3) what the Bible actually says about looking after God’s creation: “ardent environmentalism [is a position that it is] anachronistic to find Biblical grounds for, but I think we can easily enough imagine having God’s approval.” This displays shocking Scriptural illiteracy. Adam and Eve are commissioned to be “stewards” of what the LORD crafted for them to enjoy, caring for the earth and fulfilling its creative potential. The Psalmist David perceives that the world belongs to God and displays His glory: “Let the sea resound, and all that is in it; let the fields be jubilant, and
everything in them! Then the trees of the forest will sing, they will sing for joy before the LORD, for he comes to judge the earth” (1 Chronicles 16:23). Given this understanding, clearly God expects us to look after what He has made and is utterly appalled when trash what declared “good”.
4) “homophobia has a curious, expansionist tendency: it is never enough to simply think less of a person for their sexual preferences. There is always an undercurrent of wanting to prove that disapproval with violence, or the turning-a-blind-eye thereto” – really? Firstly, what does Williams mean by “homophobia”? This seems to include all criticism and objection to homosexual activity. If so, that’s like saying that everyone who thinks Christians are – for example – mutton-headed sheeple also wants to beat them up. Surely not!
Now, according to “Ditch the Label“, who produce a comprehensive annual survey conducted only amongst students. in 2017, 50% of those bullied say it involves attitudes to their appearance; 19% say it relates to them getting high grades, and 14% say it’s because of household income. Only 4% report being bullied because of their sexuality. The clear inferences is that you are far more likely to be bullied because of your body shape, for wearing glasses, achieving academically or for having red hair than whether you are gay or transgender.

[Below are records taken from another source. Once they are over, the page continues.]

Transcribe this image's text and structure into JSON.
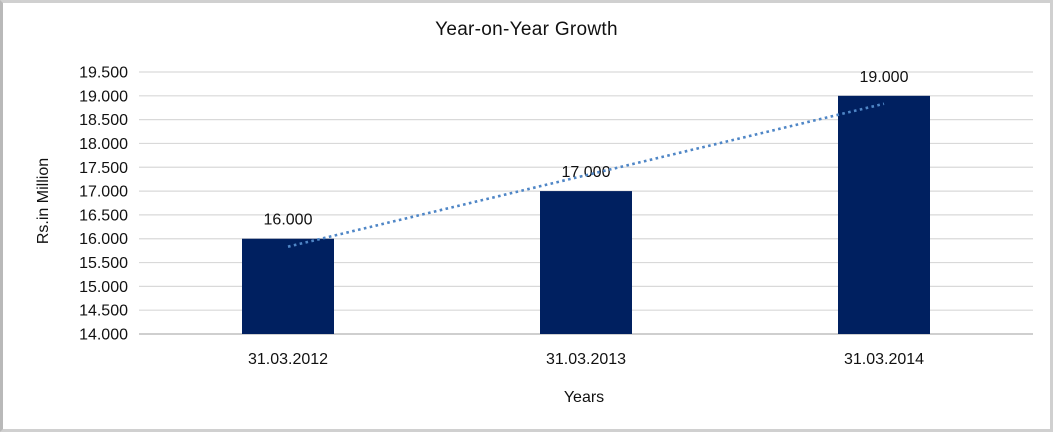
{
  "chart_data": {
    "type": "bar",
    "title": "Year-on-Year Growth",
    "xlabel": "Years",
    "ylabel": "Rs.in Million",
    "categories": [
      "31.03.2012",
      "31.03.2013",
      "31.03.2014"
    ],
    "values": [
      16000,
      17000,
      19000
    ],
    "value_labels": [
      "16.000",
      "17.000",
      "19.000"
    ],
    "ylim": [
      14000,
      19500
    ],
    "y_tick_step": 500,
    "y_tick_values": [
      19500,
      19000,
      18500,
      18000,
      17500,
      17000,
      16500,
      16000,
      15500,
      15000,
      14500,
      14000
    ],
    "y_tick_labels": [
      "19.500",
      "19.000",
      "18.500",
      "18.000",
      "17.500",
      "17.000",
      "16.500",
      "16.000",
      "15.500",
      "15.000",
      "14.500",
      "14.000"
    ],
    "grid": true,
    "legend": "none",
    "bar_color": "#002060",
    "gridline_color": "#d9d9d9",
    "axis_line_color": "#bfbfbf",
    "text_color": "#111111",
    "background": "#ffffff",
    "frame_border_color": "#d0d0d0",
    "trendline": {
      "type": "linear",
      "style": "dotted",
      "color": "#4f86c6",
      "fitted_values": [
        15833,
        17333,
        18833
      ]
    }
  }
}
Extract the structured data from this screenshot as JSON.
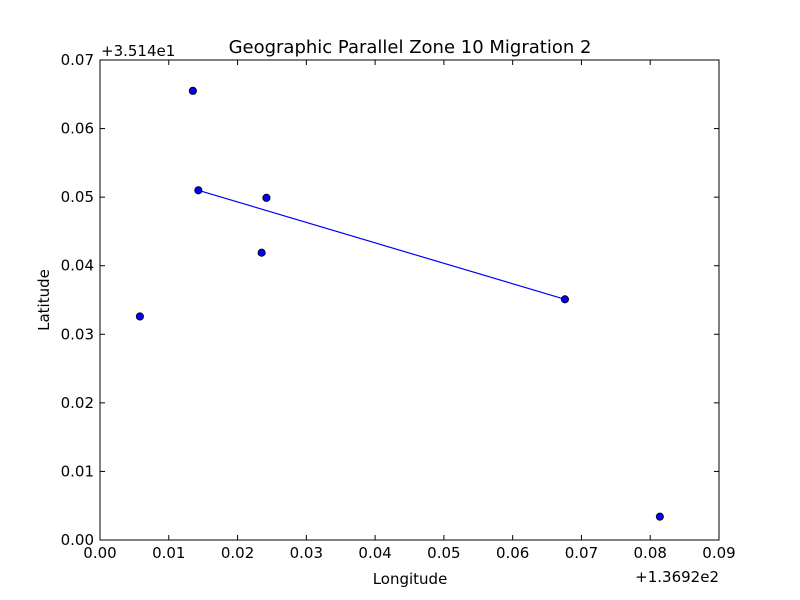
{
  "chart_data": {
    "type": "scatter",
    "title": "Geographic Parallel Zone 10 Migration 2",
    "xlabel": "Longitude",
    "ylabel": "Latitude",
    "x_offset_label": "+1.3692e2",
    "y_offset_label": "+3.514e1",
    "xlim": [
      0.0,
      0.09
    ],
    "ylim": [
      0.0,
      0.07
    ],
    "x_ticks": [
      "0.00",
      "0.01",
      "0.02",
      "0.03",
      "0.04",
      "0.05",
      "0.06",
      "0.07",
      "0.08",
      "0.09"
    ],
    "y_ticks": [
      "0.00",
      "0.01",
      "0.02",
      "0.03",
      "0.04",
      "0.05",
      "0.06",
      "0.07"
    ],
    "grid": false,
    "points": [
      {
        "x": 0.0135,
        "y": 0.0655
      },
      {
        "x": 0.0143,
        "y": 0.051
      },
      {
        "x": 0.0242,
        "y": 0.0499
      },
      {
        "x": 0.0235,
        "y": 0.0419
      },
      {
        "x": 0.0058,
        "y": 0.0326
      },
      {
        "x": 0.0676,
        "y": 0.0351
      },
      {
        "x": 0.0814,
        "y": 0.0034
      }
    ],
    "line": [
      {
        "x": 0.0143,
        "y": 0.051
      },
      {
        "x": 0.0676,
        "y": 0.0351
      }
    ],
    "colors": {
      "marker_fill": "#0000ff",
      "marker_edge": "#000000",
      "line": "#0000ff",
      "axes": "#000000"
    }
  }
}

It would seem this agenda has, quite simply, been hijacked by LGBT rhetoric with money and training being poured into stamping out a mere 4% of the problem!
It’s this “us and them” mentality, the plea for privileged treatment and claim to unique victim status, as seen in Williams’ article, that actually is causing frustration and resentment to grow in our society. David Sergeant, reflecting on the redefinition of marriage in the UK to help those balloted on Australia about a similar change, lists a number of alarming consequences that have emerged since 2013 that make for terrifying reading. However, I know that true Christians will remember the words of Jesus Christ – “love your enemies” and “pray for those who persecute”. So, that’s exactly what I will do: plead with the One who is able to do immeasurably more than all we can ask or imagine, for His mercy upon those like Zoe Williams who misrepresent Christians, so they can advance their own agendas. May they see the Light that gives Life and turn from the road that leads to destruction.